FNAC (fine needle aspiration cytology) done outside 2 months before showed hypocellular smear with lymphocytes on a proteinecious background. Biopsy showed lesion composing of interlacing band of fibroblasts and collagen and perivascular collection of lymphocytes and mononuclear cells were present (Fig. 2). The stroma showed myxoid changes and foreign body granulomas were present and features suggestive of superficial chronic inflammation. ZN staining was negative. PAS staining showed negative for fungal hyphae. Buffy coat examination no filarial was seen. Filarial antigen assay was positive. Her ESR was 50mm in first hour. Mantoux test was negative. Pelvic ultrasonography was unremarkable. Smear from the secretion showed mixed bacterial flora.

Figure 2

Biopsy report showing lymphatic infiltration and proliferation of fibrous tissue

Patient was started with antibiotics and daily dressing was done till the infection was subsided and the patient was planned for reconstructive surgery (excise the swelling and reconstruction of external genital) but the patient refused surgery due to personal reason.

Discussion

The term elephantiasis was first described by Celsius (30BC-50AD) (3). Lymphatic filariasis external genitelia are very rare and it has been reported as sporadic case reports even though it was first described in 1673 (5). Largest study on these cases was from India in 1980 where they have described 25 case reports (4).

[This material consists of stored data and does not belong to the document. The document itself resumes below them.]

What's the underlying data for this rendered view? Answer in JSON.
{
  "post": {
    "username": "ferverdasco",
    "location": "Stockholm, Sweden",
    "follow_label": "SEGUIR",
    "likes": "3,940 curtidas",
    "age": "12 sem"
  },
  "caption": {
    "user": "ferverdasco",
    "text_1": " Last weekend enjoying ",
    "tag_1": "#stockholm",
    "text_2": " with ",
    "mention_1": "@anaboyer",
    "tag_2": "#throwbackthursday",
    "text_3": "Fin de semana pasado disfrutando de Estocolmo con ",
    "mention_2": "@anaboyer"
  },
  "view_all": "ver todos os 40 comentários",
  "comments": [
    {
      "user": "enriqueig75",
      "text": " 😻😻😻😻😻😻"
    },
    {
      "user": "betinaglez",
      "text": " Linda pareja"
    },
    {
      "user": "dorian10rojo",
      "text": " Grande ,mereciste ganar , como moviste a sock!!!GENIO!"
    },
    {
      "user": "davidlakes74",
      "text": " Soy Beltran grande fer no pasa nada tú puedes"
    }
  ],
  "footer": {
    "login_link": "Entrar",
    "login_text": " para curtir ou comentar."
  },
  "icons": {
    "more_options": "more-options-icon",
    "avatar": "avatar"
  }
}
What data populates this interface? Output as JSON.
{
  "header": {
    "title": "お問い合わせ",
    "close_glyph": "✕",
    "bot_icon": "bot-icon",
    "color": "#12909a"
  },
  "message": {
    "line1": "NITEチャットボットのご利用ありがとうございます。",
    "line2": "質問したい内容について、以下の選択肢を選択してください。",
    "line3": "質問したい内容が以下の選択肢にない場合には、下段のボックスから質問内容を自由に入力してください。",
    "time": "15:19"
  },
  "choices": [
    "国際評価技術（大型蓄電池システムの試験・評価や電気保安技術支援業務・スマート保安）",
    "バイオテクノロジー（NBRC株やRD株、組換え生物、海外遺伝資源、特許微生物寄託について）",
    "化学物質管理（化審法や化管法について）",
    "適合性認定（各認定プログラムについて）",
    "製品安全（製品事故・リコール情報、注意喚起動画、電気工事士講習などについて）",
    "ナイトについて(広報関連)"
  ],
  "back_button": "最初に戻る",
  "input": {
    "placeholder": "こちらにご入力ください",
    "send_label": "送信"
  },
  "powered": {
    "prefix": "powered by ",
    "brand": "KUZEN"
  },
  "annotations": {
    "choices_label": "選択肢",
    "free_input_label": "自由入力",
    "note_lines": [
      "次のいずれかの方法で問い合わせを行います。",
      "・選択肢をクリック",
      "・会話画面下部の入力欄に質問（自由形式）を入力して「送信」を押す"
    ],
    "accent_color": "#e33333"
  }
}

Elephantiasis of vulva roughly affects not more than 1-2% of total case of filarial elephantiasis (6). Causes include filariasis, lymphogranuloma venerum, donovanosis and tuberculosis, it can also occur fallowing radical hysterectomy, pelvic lymphadenectomy and radiation. The main differential diagnosis include fibro epithelial polyp, fungal infection, granuloma inguinale, carcinoma and irradiation (7).

Management of vulval elephantiasis include multidisciplinary approach involving gynaecologist, dermatologist and plastic surgeon. Aim of the management is to reduce the swelling, restore the normal shape and sexual function and to prevent inflammatory episodes.

Diethylcarbamazine (DEC) in three divided doses of 6 mg/kg/day for 12 days kills adults and microfilaria. Good skin care and prompt treatment of the bacterial infections is very important in management. Surgical management includes excision of skin and subcutaneous tissue of involved part and closing the defect with adjacent normal skin. If the defect is very large split thickness skin graft or bilateral super medial thigh flaps can be used. Excision therapy for vulval elephantiasis is quiet satisfactory (8).

This case is presented because of its rarity and it recurrence after initial reconstructive surgery. Vulval filariasis in most of the times is a clinical diagnosis. Neither the micro filarial is seen in peripheral smear nor the filarial worm demonstrated in the tissue section. Only clue towards diagnosis in our case is positive filarial antigen assay.